Artificial intelligence will first create a corpus of ancient Slavic manuscripts
“In the days of doubt, in the days of painful thoughts about the fate of the motherland”, which are especially difficult in recent weeks, what is support and support for us? 🙂 That’s right, great and mighty. And while exchange rates and a pandemic inexorably hold mass consciousness, scientists do not stop working. About who and why will create the corpus – a unique “DBMS” of ancient Slavic manuscripts – in our news.
Collaboration of scientists of NUST “MISiS, Russian Language Institute named after V.V. Vinogradova RAN, HSE, with the support of the Commission for Work with Universities and the Scientific Community under the Diocesan Council of Moscow, has launched a large-scale project to create, using artificial intelligence and machine learning technologies, a unique base of ancient Slavic manuscripts – the corpus.

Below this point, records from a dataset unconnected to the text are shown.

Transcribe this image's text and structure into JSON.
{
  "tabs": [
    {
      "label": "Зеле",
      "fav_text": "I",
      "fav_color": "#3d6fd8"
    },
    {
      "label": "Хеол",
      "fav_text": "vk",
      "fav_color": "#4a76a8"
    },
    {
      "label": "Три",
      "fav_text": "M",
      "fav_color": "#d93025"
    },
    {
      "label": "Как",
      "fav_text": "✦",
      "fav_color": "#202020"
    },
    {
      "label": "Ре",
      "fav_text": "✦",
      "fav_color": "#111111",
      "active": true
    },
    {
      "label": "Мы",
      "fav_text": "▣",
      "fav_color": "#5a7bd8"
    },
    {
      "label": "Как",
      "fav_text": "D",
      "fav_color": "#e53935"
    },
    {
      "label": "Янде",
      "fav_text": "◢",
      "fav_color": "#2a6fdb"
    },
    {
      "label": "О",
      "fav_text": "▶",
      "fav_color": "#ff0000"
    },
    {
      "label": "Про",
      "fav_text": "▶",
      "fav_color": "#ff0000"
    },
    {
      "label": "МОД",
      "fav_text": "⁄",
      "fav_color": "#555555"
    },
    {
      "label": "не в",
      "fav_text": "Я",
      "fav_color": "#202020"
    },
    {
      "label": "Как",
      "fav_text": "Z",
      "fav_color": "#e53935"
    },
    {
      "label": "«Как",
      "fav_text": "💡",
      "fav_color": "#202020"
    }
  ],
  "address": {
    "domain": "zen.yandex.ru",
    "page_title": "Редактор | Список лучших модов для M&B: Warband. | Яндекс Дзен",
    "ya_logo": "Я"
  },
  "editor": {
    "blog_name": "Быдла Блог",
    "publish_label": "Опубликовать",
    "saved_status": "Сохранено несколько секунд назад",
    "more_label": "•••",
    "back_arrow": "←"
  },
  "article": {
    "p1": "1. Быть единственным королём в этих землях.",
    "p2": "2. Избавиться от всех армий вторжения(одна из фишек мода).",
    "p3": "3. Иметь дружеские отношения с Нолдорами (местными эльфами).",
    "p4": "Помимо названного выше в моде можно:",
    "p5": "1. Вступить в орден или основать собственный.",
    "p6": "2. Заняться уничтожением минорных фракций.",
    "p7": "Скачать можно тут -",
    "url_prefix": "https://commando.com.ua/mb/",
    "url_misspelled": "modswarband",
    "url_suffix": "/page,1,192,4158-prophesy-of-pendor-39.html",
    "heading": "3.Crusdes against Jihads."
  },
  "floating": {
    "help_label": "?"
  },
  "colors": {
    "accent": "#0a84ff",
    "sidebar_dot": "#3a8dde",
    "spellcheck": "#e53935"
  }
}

The creation of the Old Slavic language corpus will give linguistic researchers and historians a powerful tool for studying all modern national Slavic languages and cultures and will become a unique key to understanding their heritage.
Housing – This is a structured database of the language, an information and reference system based on a collection of texts in a particular language in electronic form. It is a selected and specially processed (marked out) a set of texts that are used as the basis for the study of vocabulary and grammar of the language.

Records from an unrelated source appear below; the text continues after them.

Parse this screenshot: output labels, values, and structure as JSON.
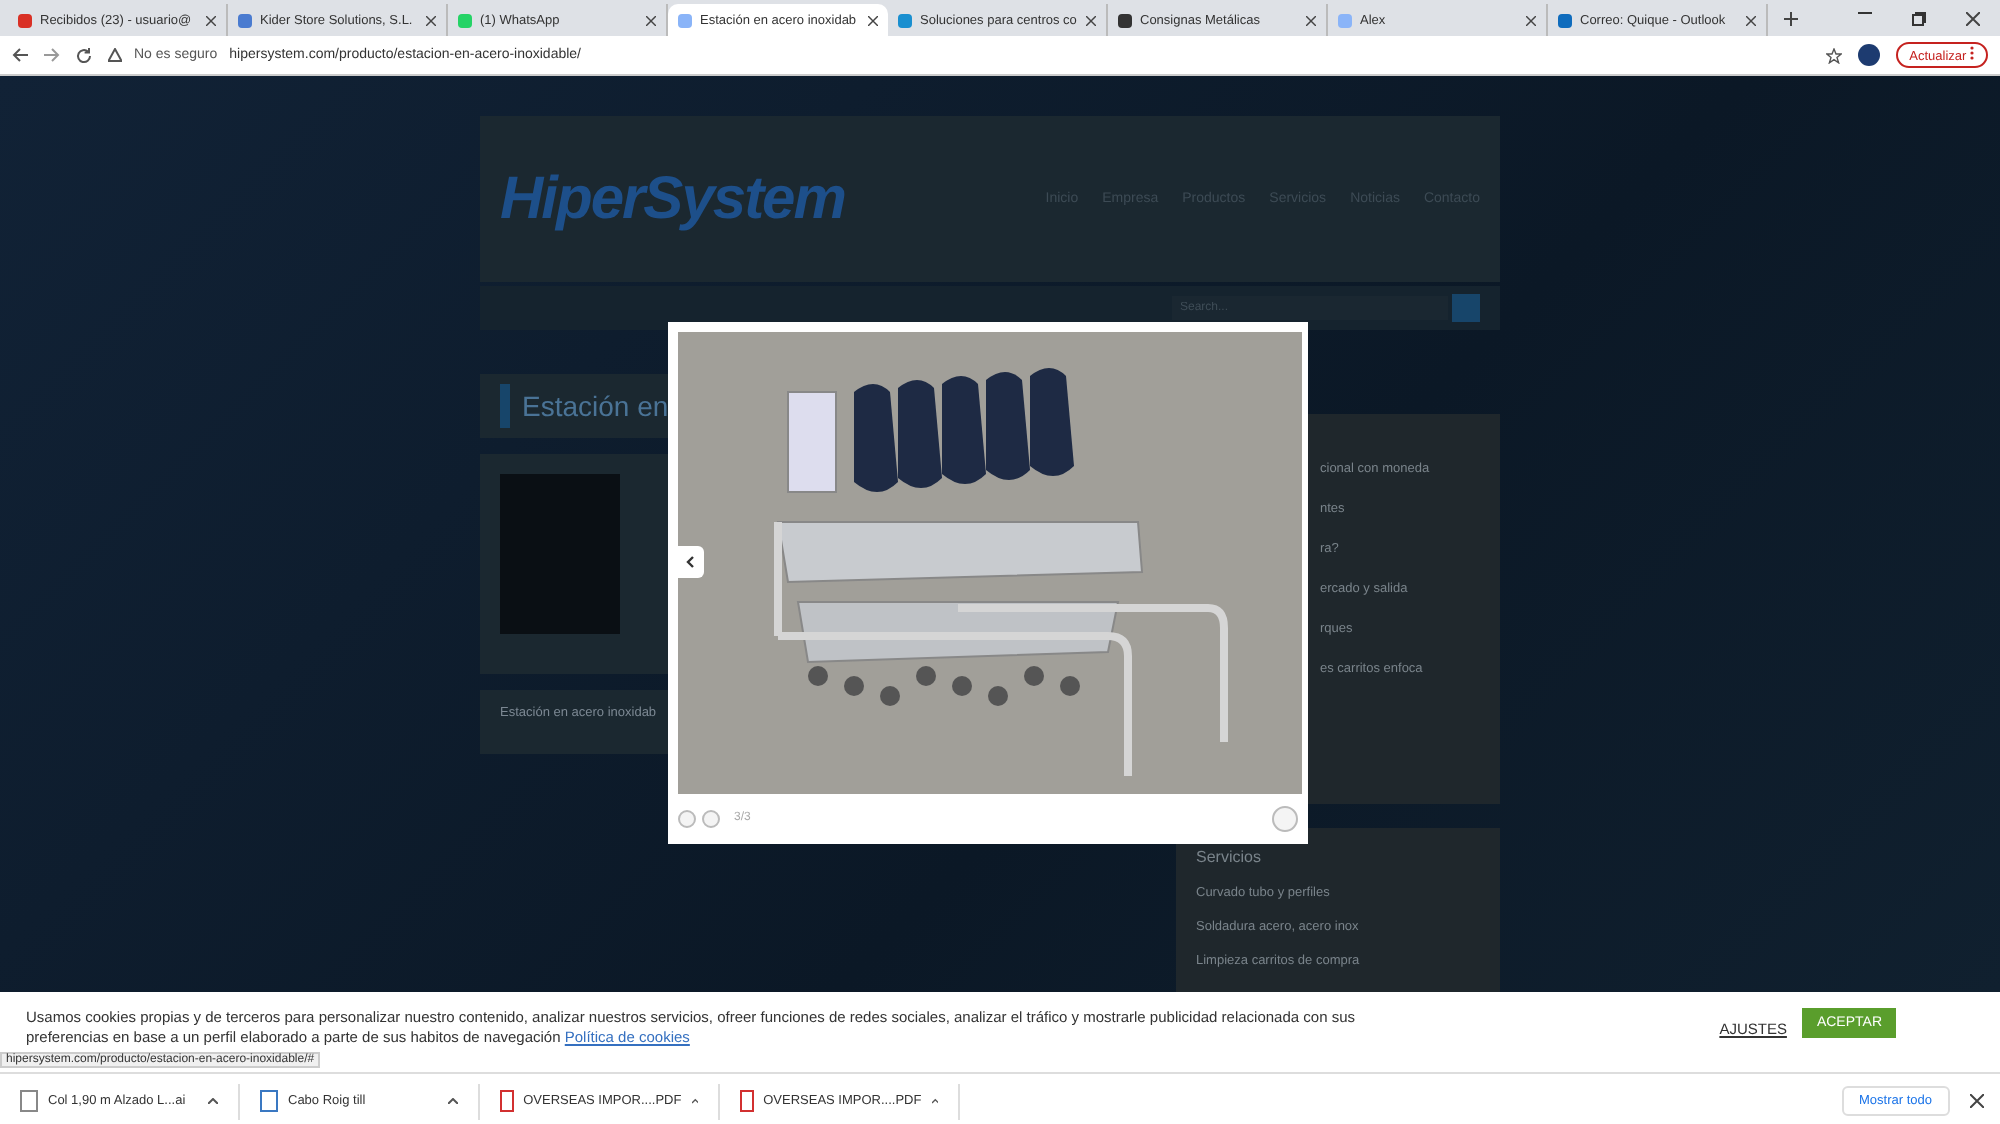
{
  "browser": {
    "tabs": [
      {
        "title": "Recibidos (23) - usuario@",
        "kind": "mail",
        "selected": false
      },
      {
        "title": "Kider Store Solutions, S.L.",
        "kind": "site",
        "selected": false
      },
      {
        "title": "(1) WhatsApp",
        "kind": "chat",
        "selected": false
      },
      {
        "title": "Estación en acero inoxidab",
        "kind": "page",
        "selected": true
      },
      {
        "title": "Soluciones para centros co",
        "kind": "globe",
        "selected": false
      },
      {
        "title": "Consignas Metálicas",
        "kind": "dark",
        "selected": false
      },
      {
        "title": "Alex",
        "kind": "page",
        "selected": false
      },
      {
        "title": "Correo: Quique - Outlook",
        "kind": "outlook",
        "selected": false
      }
    ],
    "security": "No es seguro",
    "url": "hipersystem.com/producto/estacion-en-acero-inoxidable/",
    "update_button": "Actualizar"
  },
  "site": {
    "logo": "HiperSystem",
    "nav": [
      "Inicio",
      "Empresa",
      "Productos",
      "Servicios",
      "Noticias",
      "Contacto"
    ],
    "search": {
      "placeholder": "Search..."
    },
    "page_title": "Estación en",
    "description": "Estación en acero inoxidab",
    "sidebar": [
      "cional con moneda",
      "ntes",
      "ra?",
      "ercado y salida",
      "rques",
      "es carritos enfoca"
    ],
    "services": {
      "title": "Servicios",
      "items": [
        "Curvado tubo y perfiles",
        "Soldadura acero, acero inox",
        "Limpieza carritos de compra"
      ]
    }
  },
  "lightbox": {
    "counter": "3/3"
  },
  "cookie_bar": {
    "text": "Usamos cookies propias y de terceros para personalizar nuestro contenido, analizar nuestros servicios, ofreer funciones de redes sociales, analizar el tráfico y mostrarle publicidad relacionada con sus preferencias en base a un perfil elaborado a parte de sus habitos de navegación",
    "link": "Política de cookies",
    "settings": "AJUSTES",
    "accept": "ACEPTAR"
  },
  "status_url": "hipersystem.com/producto/estacion-en-acero-inoxidable/#",
  "downloads": {
    "items": [
      {
        "name": "Col 1,90 m Alzado L...ai",
        "kind": "file"
      },
      {
        "name": "Cabo Roig till",
        "kind": "doc"
      },
      {
        "name": "OVERSEAS IMPOR....PDF",
        "kind": "pdf"
      },
      {
        "name": "OVERSEAS IMPOR....PDF",
        "kind": "pdf"
      }
    ],
    "show_all": "Mostrar todo"
  }
}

Ancient Slavic texts are a variety of manuscript monuments of the XI – XVII centuries, the foundation of all modern national Slavic languages and cultures. The creation of the system corpus of the language is associated with laborious, delicate and painstaking work requiring the combined efforts of professionals from various fields and, according to scientists, is a task of a national nature.

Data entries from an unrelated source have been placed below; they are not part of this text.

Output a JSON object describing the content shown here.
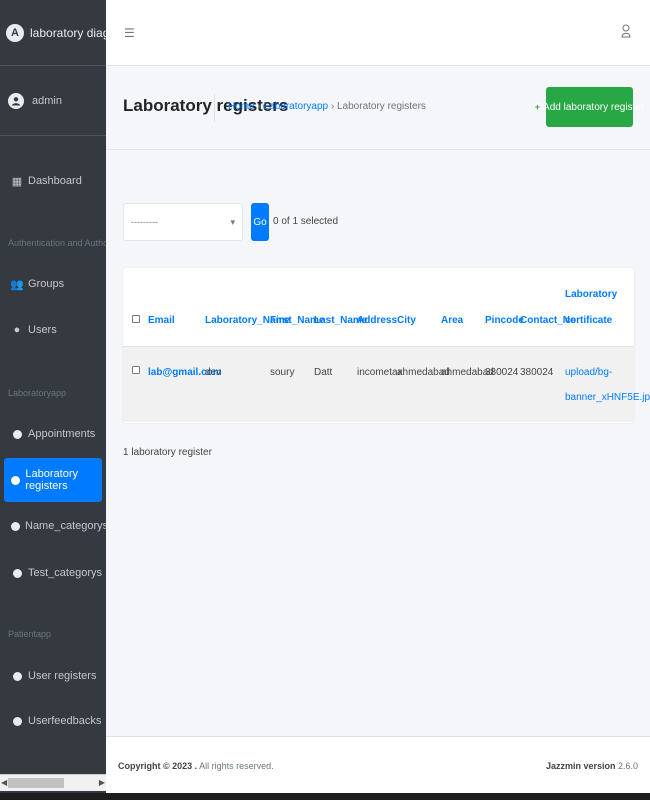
{
  "brand": {
    "logo_letter": "A",
    "name": "laboratory diagnosis sy"
  },
  "user": {
    "name": "admin"
  },
  "sidebar": {
    "dashboard": "Dashboard",
    "section_auth": "Authentication and Authorization",
    "groups": "Groups",
    "users": "Users",
    "section_lab": "Laboratoryapp",
    "appointments": "Appointments",
    "lab_registers": "Laboratory registers",
    "name_categorys": "Name_categorys",
    "test_categorys": "Test_categorys",
    "section_patient": "Patientapp",
    "user_registers": "User registers",
    "userfeedbacks": "Userfeedbacks"
  },
  "header": {
    "title": "Laboratory registers",
    "breadcrumb": {
      "home": "Home",
      "sep1": "›",
      "app": "Laboratoryapp",
      "sep2": "›",
      "current": "Laboratory registers"
    },
    "add_button": "Add laboratory register"
  },
  "actions": {
    "select_value": "---------",
    "go_label": "Go",
    "selected_text": "0 of 1 selected"
  },
  "table": {
    "columns": {
      "email": "Email",
      "lab_name": "Laboratory_Name",
      "first_name": "First_Name",
      "last_name": "Last_Name",
      "address": "Address",
      "city": "City",
      "area": "Area",
      "pincode": "Pincode",
      "contact": "Contact_No",
      "certificate_1": "Laboratory",
      "certificate_2": "certificate"
    },
    "row": {
      "email": "lab@gmail.com",
      "lab_name": "dev",
      "first_name": "soury",
      "last_name": "Datt",
      "address": "incometax",
      "city": "ahmedabad",
      "area": "ahmedabad",
      "pincode": "380024",
      "contact": "380024",
      "certificate_1": "upload/bg-",
      "certificate_2": "banner_xHNF5E.jpg"
    }
  },
  "result_count": "1 laboratory register",
  "footer": {
    "copyright_bold": "Copyright © 2023 .",
    "copyright_rest": " All rights reserved.",
    "version_bold": "Jazzmin version",
    "version_num": " 2.6.0"
  },
  "colors": {
    "primary": "#007bff",
    "success": "#28a745",
    "sidebar": "#343a40"
  }
}
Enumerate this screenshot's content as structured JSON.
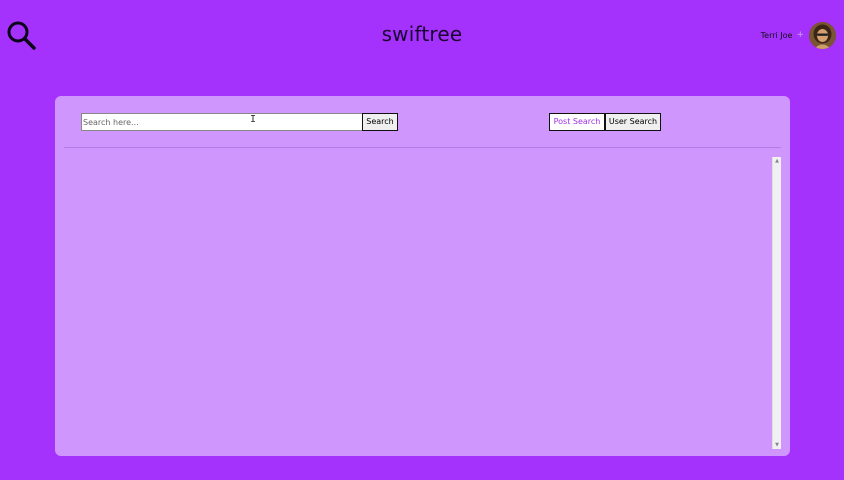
{
  "header": {
    "logo_icon": "magnifier-icon",
    "brand": "swiftree",
    "user": {
      "name": "Terri Joe",
      "badge_icon": "plus-icon",
      "badge_glyph": "+",
      "avatar": "user-avatar"
    }
  },
  "search": {
    "placeholder": "Search here...",
    "value": "",
    "button_label": "Search",
    "cursor_glyph": "I"
  },
  "toggles": {
    "post_search_label": "Post Search",
    "user_search_label": "User Search",
    "active": "post"
  },
  "scrollbar": {
    "up_glyph": "▲",
    "down_glyph": "▼"
  },
  "colors": {
    "page_background": "#a531fd",
    "panel_background": "#cf96fd",
    "active_toggle_text": "#9b30e8"
  }
}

Hieromonk Rodion (Larionov), Deputy Chairman of the Commission for Work with Universities and the Scientific Community at the Diocesan Council of Moscow:
“At present, there is no corpus of handwritten Slavic texts, and its creation is considered by scholars of various disciplines as an important task. The main volume of the Old Slavic – Old Russian, Bulgarian, Serbian texts of the XI – XVII centuries that have come down to us are several thousand liturgical manuscripts. Language changes from century to century. It is important for scientists to understand, firstly, why these changes occur, what they dictated, what affects their occurrence, and secondly, what these changes entailed. If we analyze and systematize with human resources the amount of data that ancient Slavic manuscripts represent, it is an astronomical work that would stretch for centuries, especially considering that there are very few professionals who are capable of doing this work. Recognition and digitization technologies for texts, machine translation and AI will allow this important work to be carried out in the foreseeable future. ”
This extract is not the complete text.